Türkiye’nin müteahhitlik hizmetlerinde Çin’in ardından dünyada ikinci sıraya yükseldiğine işaret eden Turan, ”İnşaat sektörü, Gayrisafi Yurt İçi Hasılada yüzde 6,5 paya sahip, geçen yıl 23 milyar dolarla otomotivden sonra en fazla ihracat gelirini elde eden sektördür. Aynı yıl toplam ihracatın yüzde 17,2’sini de yine inşaat sektörü gerçekleştirmiştir” diye konuştu. Türkiye ekonomisinin sürekli yüzde 5 büyümesi için, inşaat sektörünün her yıl yüzde 10 büyümesinin sağlanması ve özel sektörün, yatırıma teşvik edilirken inşaat sektörünün önünün mutlaka açılması gerektiğini vurgulayan Turan, sözlerini şöyle sürdürdü: ”Vergi düzenlemeleri de gözden geçirilmelidir. Dünyanın hiçbir ülkesinde yatırım amaçlı inşaat malzemesi ile lüks tüketim malının KDV oranı eşit değildir. Buna mutlaka çözüm üretilmelidir.

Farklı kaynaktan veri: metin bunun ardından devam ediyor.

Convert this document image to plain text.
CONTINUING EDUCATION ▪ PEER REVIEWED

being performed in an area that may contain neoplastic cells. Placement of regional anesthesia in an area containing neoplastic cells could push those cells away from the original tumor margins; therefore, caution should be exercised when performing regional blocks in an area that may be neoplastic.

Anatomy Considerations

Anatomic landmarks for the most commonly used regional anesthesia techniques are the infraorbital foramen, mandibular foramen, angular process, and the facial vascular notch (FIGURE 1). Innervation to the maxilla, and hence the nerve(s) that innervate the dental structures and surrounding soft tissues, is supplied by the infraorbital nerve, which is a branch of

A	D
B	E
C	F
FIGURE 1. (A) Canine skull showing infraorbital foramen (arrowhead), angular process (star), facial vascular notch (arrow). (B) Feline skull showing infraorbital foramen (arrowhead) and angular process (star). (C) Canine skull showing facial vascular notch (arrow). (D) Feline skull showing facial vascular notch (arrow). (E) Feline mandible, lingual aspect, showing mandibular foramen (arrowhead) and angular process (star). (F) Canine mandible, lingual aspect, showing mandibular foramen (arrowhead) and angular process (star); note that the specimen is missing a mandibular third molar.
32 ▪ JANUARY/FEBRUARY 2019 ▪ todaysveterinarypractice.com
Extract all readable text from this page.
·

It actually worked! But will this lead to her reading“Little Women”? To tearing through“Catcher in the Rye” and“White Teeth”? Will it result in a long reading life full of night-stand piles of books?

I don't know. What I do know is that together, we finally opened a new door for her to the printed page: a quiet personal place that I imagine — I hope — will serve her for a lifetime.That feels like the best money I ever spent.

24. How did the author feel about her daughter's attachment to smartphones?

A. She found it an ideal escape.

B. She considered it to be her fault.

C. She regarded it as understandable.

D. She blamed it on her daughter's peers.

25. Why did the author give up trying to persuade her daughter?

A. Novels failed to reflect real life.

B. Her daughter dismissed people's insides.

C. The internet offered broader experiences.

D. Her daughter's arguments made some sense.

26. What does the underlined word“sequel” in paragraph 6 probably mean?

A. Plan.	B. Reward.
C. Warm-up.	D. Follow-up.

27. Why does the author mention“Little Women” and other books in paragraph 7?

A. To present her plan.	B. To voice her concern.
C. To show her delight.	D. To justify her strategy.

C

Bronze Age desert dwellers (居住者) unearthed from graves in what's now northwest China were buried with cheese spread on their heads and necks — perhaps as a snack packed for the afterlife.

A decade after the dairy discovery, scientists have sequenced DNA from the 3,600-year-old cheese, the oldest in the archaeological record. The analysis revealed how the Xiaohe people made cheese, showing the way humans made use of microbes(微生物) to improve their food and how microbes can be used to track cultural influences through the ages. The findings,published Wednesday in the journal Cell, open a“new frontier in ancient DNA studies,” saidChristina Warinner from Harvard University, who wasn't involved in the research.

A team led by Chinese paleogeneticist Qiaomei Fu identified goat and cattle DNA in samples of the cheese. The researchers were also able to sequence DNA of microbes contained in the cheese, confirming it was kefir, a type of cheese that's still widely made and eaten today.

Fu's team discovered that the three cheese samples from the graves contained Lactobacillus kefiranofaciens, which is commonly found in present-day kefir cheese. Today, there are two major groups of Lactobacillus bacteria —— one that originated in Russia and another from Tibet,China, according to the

İMSAD olarak Cumhuriyet’in 100. yılı olan 2023 yılında ülkemize üç tane 100 hediye etmeyi hedefliyoruz. 100 milyar dolar inşaat malzemeleri ihracatı, 100 milyar dolar yurt dışı müteahhitlik geliri ve yine 100 milyar dolarlık iç pazar. Ve böylece GSYİH’deki payımızı da yüzde 6,5’tan yüzde 8’e çıkaracağız.”
TİMFED BAŞKANI SERDAR DÖNMEZ
Tesisat İnşaat Malzemecileri Federasyonu (TİMFED) Başkanı Serdar Dönmez ise, Türkiye’nin lokomotiflerinden biri olan inşaat sektörünün tedarikçisi durumundaki yapı malzemeleri sektöründe, talebi canlandırmak amacıyla büyük bir kampanya başlattıklarını söyledi. ”Türkiye çapındaki bayiler olarak marjlarımızdan yüzde 5’lik kısmından feragat ederek Halkbank’ın sergilemiş olduğu destekleyici finansman fırsatını tüketicinin zihninde daha etkili kılabilmek amacı ile yola çıktık” diye konuşan Dönmez, kampanyanın tüketici bilincinin geliştirilmesi yönünde de katkı sağlayacağını ümit ettiğini bildirdi.